Sometimes the analysis of allowed onsite anisotropies fails, for example when calling print_symmetry_table. Specifically, one may get AssertionError: norm(imag(B)) < 1.0e-12, which is thrown here.

A minimal example which produces this error is given by an FCC lattice with rhombohedral distortion:

a = 6.22
distortion = 0.15
latvecs = lattice_vectors(a, a, a, 90+distortion, 90+distortion, 90+distortion)
positions = Sunny.fcc_crystal().positions
crystal = Crystal(latvecs, positions; types = ["A", "B", "B", "B"])
print_symmetry_table(crystal, 7.0)

The values of distortion for which this happens are hard to predict. For example, distortion=5.0 works fine, as does distortion=1. distortion=1.1 fails.

@kbarros checked that the rotation matrix derived from the lattice vectors is consistently orthogonal to high precision, as is the unitary constructed from that rotation matrix.

[kbarros]

Given the crystal above, the error can be directly triggered with this line:

Sunny.stevens_basis_for_symmetry_allowed_anisotropies(crystal, 1; k=2, R=Sunny.Mat3(I))

It looks like all the formal math in Sunny is correct, but that 12 digits of floating point accuracy cannot be maintained in the current implementation.
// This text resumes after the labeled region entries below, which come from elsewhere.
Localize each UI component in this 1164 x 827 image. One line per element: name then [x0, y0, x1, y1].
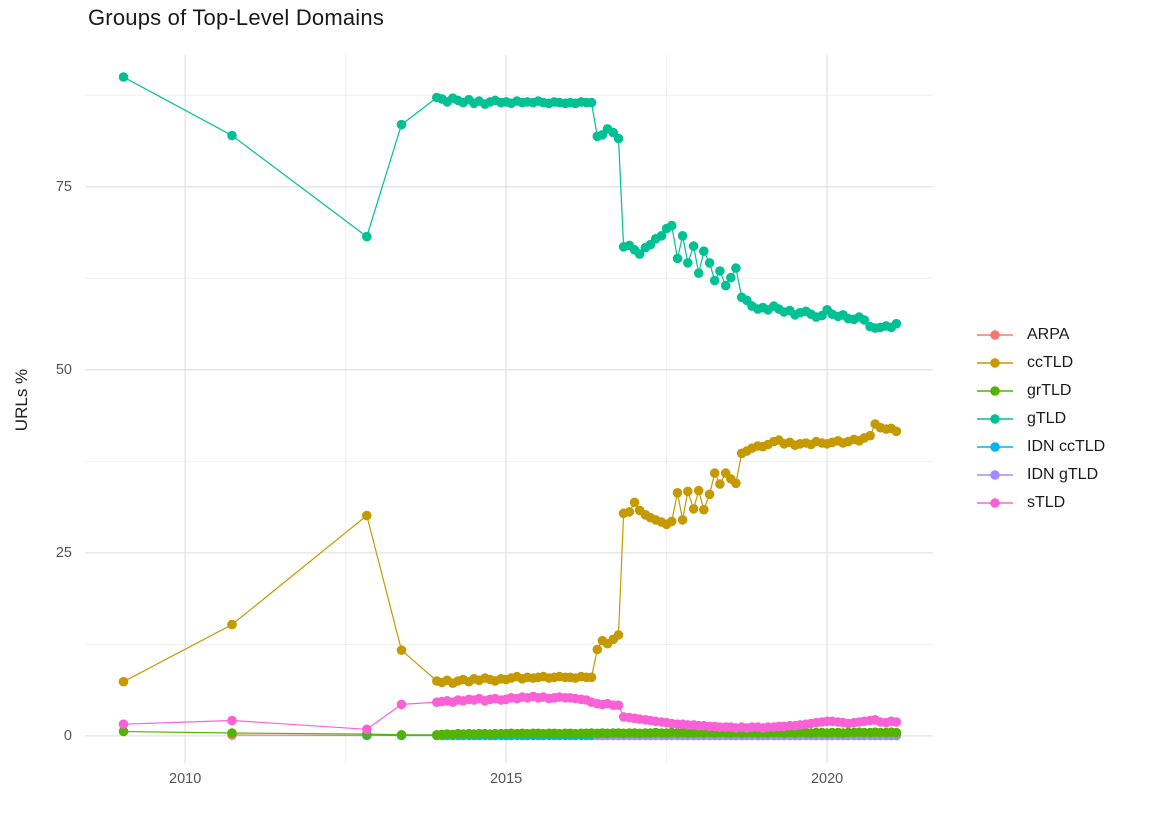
legend-item-gtld: gTLD	[976, 405, 1105, 433]
legend-key-icon	[976, 411, 1014, 427]
legend-label: gTLD	[1027, 410, 1067, 427]
legend-item-arpa: ARPA	[976, 321, 1105, 349]
y-tick-label: 50	[55, 361, 72, 378]
legend-key-icon	[976, 327, 1014, 343]
legend-key-icon	[976, 495, 1014, 511]
legend-item-cctld: ccTLD	[976, 349, 1105, 377]
series-line	[123, 76, 897, 329]
legend-key-icon	[976, 355, 1014, 371]
legend-label: IDN gTLD	[1027, 466, 1099, 483]
chart-title: Groups of Top-Level Domains	[88, 5, 385, 30]
legend-label: grTLD	[1027, 382, 1072, 399]
legend-label: sTLD	[1027, 494, 1066, 511]
legend-key-icon	[976, 467, 1014, 483]
series-line	[231, 734, 367, 737]
x-tick-label: 2010	[169, 771, 202, 787]
legend-label: ARPA	[1027, 326, 1070, 343]
y-tick-label: 75	[55, 178, 72, 195]
legend-label: IDN ccTLD	[1027, 438, 1106, 455]
series-points	[118, 419, 902, 688]
legend-item-idn-cctld: IDN ccTLD	[976, 433, 1105, 461]
y-tick-label: 25	[55, 544, 72, 561]
legend-item-idn-gtld: IDN gTLD	[976, 461, 1105, 489]
legend: ARPA ccTLD grTLD gTLD IDN ccTLD IDN gTLD sTLD	[976, 321, 1105, 517]
series-gtld	[118, 72, 902, 333]
gridlines-minor	[85, 55, 933, 763]
x-tick-label: 2015	[489, 771, 523, 787]
gridlines-major	[85, 55, 933, 763]
series-points	[118, 691, 902, 735]
series-points	[118, 72, 902, 333]
series-cctld	[118, 419, 902, 688]
legend-key-icon	[976, 383, 1014, 399]
legend-key-icon	[976, 439, 1014, 455]
series-arpa	[227, 730, 372, 741]
legend-item-grtld: grTLD	[976, 377, 1105, 405]
legend-label: ccTLD	[1027, 354, 1074, 371]
y-tick-label: 0	[63, 727, 72, 744]
legend-item-stld: sTLD	[976, 489, 1105, 517]
series-stld	[118, 691, 902, 735]
x-tick-label: 2020	[810, 771, 844, 787]
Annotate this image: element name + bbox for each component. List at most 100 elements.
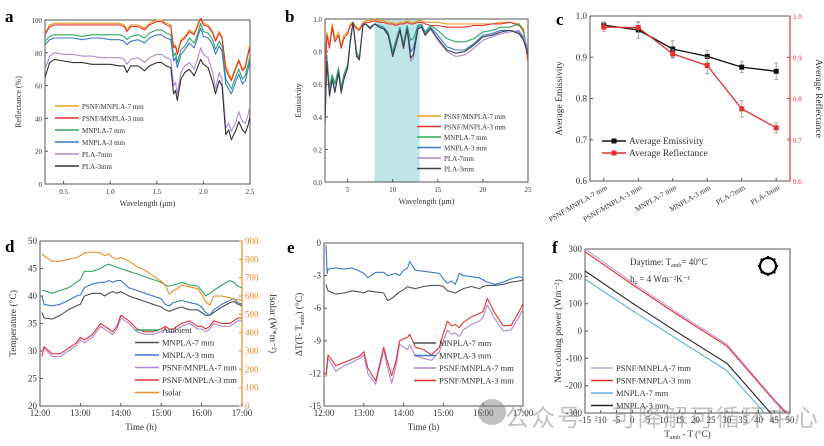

Analysis of floating point error is difficult.

Maybe a quick workaround is to reduce the threshold to something like:

@assert norm(imag(B)) < 1e-8

and to warn the user whenever the imaginary part exceeds 1e-10?

[ddahlbom]

That seems like a reasonable solution for the moment.

I must admit that I don't have a feeling for how "off" things can get and at what point the symbolic result reported in print_symmetry_table would start to appear different due to rounding issues. It would take some experimentation.